As with any surgery, there are risks and possible side effects. These can be:
- Blood loss.
- Reaction to anesthesia. (Anesthesia is the medication you are given to help you sleep through the surgery, not remember it and manage pain. Reactions can include wheezing, rash, swelling and low blood pressure.)
- Wound separation.
- Anastomotic breakdown (Breakdown of the areas joining the stomas, colon and/or ureters).
- Fistula (A hole).
- Bowel obstruction.
- Blood clots.
- Flap and or stoma necrosis (Flap and or stoma tissue death).
- Lymphedema (Swelling).
- Altered sensation.
- Decrease in quality of life.
What is recovery like?
The hospital stay for a pelvic exenteration is typically 7 to 10 days, depending on the extent of the procedure you have had.
Early walking and deep breathing will be encouraged to prevent blood clots and pneumonia. If a vaginal reconstruction was done, you will only be able to lie on your back, side, or stand. You will be unable to sit for 6-8 weeks.
Your medical team will discuss with you the medications you will be taking for blood clot, infection, pain, and constipation prevention, among others.
Your healthcare provider will talk to you about any restrictions while you are at home based on the extent of your surgical procedure. Typically, a nurse will visit you at home to teach you stoma, drain, and incisional care.
Until your healthcare team advises otherwise, it is important that you:
- Get adequate rest.
- Walk as tolerated.
- Avoid sitting for 6-8 weeks following vaginal reconstruction.
- Avoid house work and lifting.
- Follow vaginal dilation instructions and do not place anything other than what you are instructed into the vagina.
What will I need at home?
- Thermometer to check for fever, which can be a sign of infection.
- Loose clothes and underwear.
- Incision care items, often times supplied by the hospital/provider's office.
- Sanitary pads for vaginal bleeding/discharge.
Symptoms to report to your healthcare team include:
- Fever. Your care team will tell you at what temperature they should be contacted.
- Any new or worsening pain.
- Vaginal bleeding or foul smelling discharge.
- Urinary problems such as burning, inability to pass urine from stoma or pouch.
- Wound pain, swelling, redness, discharge, opening.
Care of Incision
You will be told how to care for you incision. Incisions should be kept clean and dry. Shower as advised by your team.
Be sure to look for signs of infection including redness, swelling, drainage or separation (opening) of the incision and report these to your provider.

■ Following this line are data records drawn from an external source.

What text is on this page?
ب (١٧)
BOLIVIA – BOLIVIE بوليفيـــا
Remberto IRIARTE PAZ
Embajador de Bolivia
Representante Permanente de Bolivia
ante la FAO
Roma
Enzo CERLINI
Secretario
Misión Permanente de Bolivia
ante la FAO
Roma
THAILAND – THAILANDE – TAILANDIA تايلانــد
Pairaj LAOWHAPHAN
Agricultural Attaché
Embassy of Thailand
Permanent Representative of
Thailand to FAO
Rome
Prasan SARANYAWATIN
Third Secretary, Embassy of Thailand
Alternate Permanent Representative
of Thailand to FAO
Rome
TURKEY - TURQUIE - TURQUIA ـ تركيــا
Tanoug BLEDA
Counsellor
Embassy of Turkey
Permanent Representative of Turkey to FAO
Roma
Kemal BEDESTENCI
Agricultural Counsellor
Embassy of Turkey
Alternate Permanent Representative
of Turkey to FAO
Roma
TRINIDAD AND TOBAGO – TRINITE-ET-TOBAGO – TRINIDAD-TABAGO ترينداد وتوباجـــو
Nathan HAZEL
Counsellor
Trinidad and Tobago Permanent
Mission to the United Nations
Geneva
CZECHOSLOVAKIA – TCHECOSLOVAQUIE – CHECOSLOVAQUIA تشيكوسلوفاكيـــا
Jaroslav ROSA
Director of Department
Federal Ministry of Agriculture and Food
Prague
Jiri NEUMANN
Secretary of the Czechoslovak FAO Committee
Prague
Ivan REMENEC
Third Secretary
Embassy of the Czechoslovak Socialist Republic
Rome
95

If staples are present, they will be removed either in the hospital or at your first follow up visit.
Wear loose fitting clothes to avoid irritation of the incision.
How can I care for myself?
You may need a family member or friend to help you with your daily tasks until you are feeling better. It may take some time before your team tells you that it is ok to go back to your normal activity.
Be sure to take your prescribed medications as directed to prevent pain, infection and/or constipation. Call your team with any new or worsening symptoms.
There are ways to manage constipation after your surgery. You can change your diet, drink more fluids, and take over-the-counter medications. Talk with your care team before taking any medications for constipation.
Taking deep breaths and resting can help manage pain, keep your lungs healthy after anesthesia, and promote good drainage of lymphatic fluid. Try to do deep breathing and relaxation exercises a few times a day in the first week, or when you notice you are extra tense.
- Example of a relaxation exercise: While sitting, close your eyes and take 5-10 slow deep breaths. Relax your muscles. Slowly roll your head and shoulders.
This article contains general information. Please be sure to talk to your care team about your specific plan and recovery.